“Every chapter of the Quran starts with ‘Mercy‘” read one of the signs at the recent anti-ISIS march in London. Great Britain’s Independent headline read, “Hundreds of Muslims flooded the streets of London to condemn terrorism. Media’s response: Silence.” (Dec. 8, 2015)
When people band together in the name of peace, there is only silence? Is that because of the fear of Islamic terrorists?
Acts of terrorism know no religious or ethical boundaries. Consider the pro-lifer who kills a doctor at a planned parenthood center in the name of his Christian God, or the bigots who torch a Negro church. Charles Manson, hoping to instigate a white/black war, or the bombings of the IRA where innocents died. Perhaps an ultimate (but not last) act of terrorism against all of humanity was the anti-Jewish (and many other things) Holocaust.

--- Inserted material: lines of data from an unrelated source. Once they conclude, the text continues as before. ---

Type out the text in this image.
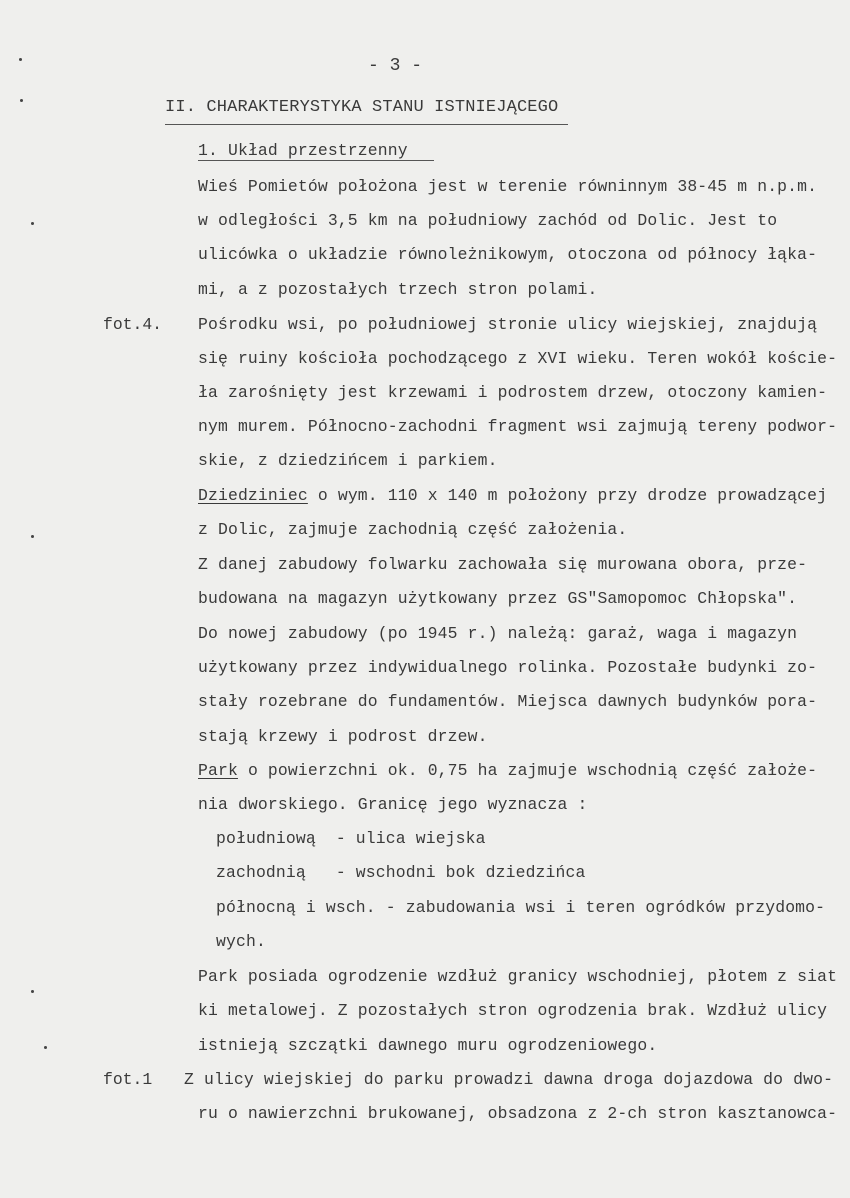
- 3 -
II. CHARAKTERYSTYKA STANU ISTNIEJĄCEGO
1. Układ przestrzenny
Wieś Pomietów położona jest w terenie równinnym 38-45 m n.p.m.
w odległości 3,5 km na południowy zachód od Dolic. Jest to
ulicówka o układzie równoleżnikowym, otoczona od północy łąka-
mi, a z pozostałych trzech stron polami.
fot.4. Pośrodku wsi, po południowej stronie ulicy wiejskiej, znajdują
się ruiny kościoła pochodzącego z XVI wieku. Teren wokół koście-
ła zarośnięty jest krzewami i podrostem drzew, otoczony kamien-
nym murem. Północno-zachodni fragment wsi zajmują tereny podwor-
skie, z dziedzińcem i parkiem.
Dziedziniec o wym. 110 x 140 m położony przy drodze prowadzącej
z Dolic, zajmuje zachodnią część założenia.
Z danej zabudowy folwarku zachowała się murowana obora, prze-
budowana na magazyn użytkowany przez GS"Samopomoc Chłopska".
Do nowej zabudowy (po 1945 r.) należą: garaż, waga i magazyn
użytkowany przez indywidualnego rolinka. Pozostałe budynki zo-
stały rozebrane do fundamentów. Miejsca dawnych budynków pora-
stają krzewy i podrost drzew.
Park o powierzchni ok. 0,75 ha zajmuje wschodnią część założe-
nia dworskiego. Granicę jego wyznacza :
południową  - ulica wiejska
zachodnią   - wschodni bok dziedzińca
północną i wsch. - zabudowania wsi i teren ogródków przydomo-
wych.
Park posiada ogrodzenie wzdłuż granicy wschodniej, płotem z siat
ki metalowej. Z pozostałych stron ogrodzenia brak. Wzdłuż ulicy
istnieją szczątki dawnego muru ogrodzeniowego.
fot.1 Z ulicy wiejskiej do parku prowadzi dawna droga dojazdowa do dwo-
ru o nawierzchni brukowanej, obsadzona z 2-ch stron kasztanowca-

“There is only one true way,” some people contend. The second endnote in Quantum God contains illuminating information from a book by Dr. Neil Douglas-Klotz, world-renowned scholar in religious studies.
In his book, The Hidden Gospel, Neil Douglas-Klotz has pointed out some of the hazards of mistranslation and probable alternate interpretations of key phrases of organized Christianity, such as “I am the way, the truth and the life: No man cometh unto the Father, but by me.” (John 14:6 KJV) “The Aramaic word urha, usually translated ‘way’ . . . is the light that uncovers a path. The word sherara, usually translated as ‘truth’ . . . a solution or liberation . . . in harmony with the universe. The word hayye, usually translated as ‘life,’ indicates in both Aramaic and Hebrew the sacred life force, the primal energy that pervades all of nature and the universe.” He translates John 14:6 as: “No one comes into rhythm with the breathing life of all, the sound and atmosphere that created the cosmos, except through the breathing, sound, and atmosphere, of another embodied ‘I’ connected to the ultimate ‘I Am.’”
Today I read aloud to Pam. I chose an article from The Kansas City Star about our city’s Secret Santa. Although my Alzheimer’s client has trouble expressing herself, Santa’s acts of kindness (which some recipients immediately “paid forward”) brought tears to Pam’s eyes. There are many more kind people in our world than not.
As if I could ever forget all the shining people in my life, including you, dear heart, this week I shall remember only the kindnesses. I shall start with mercy.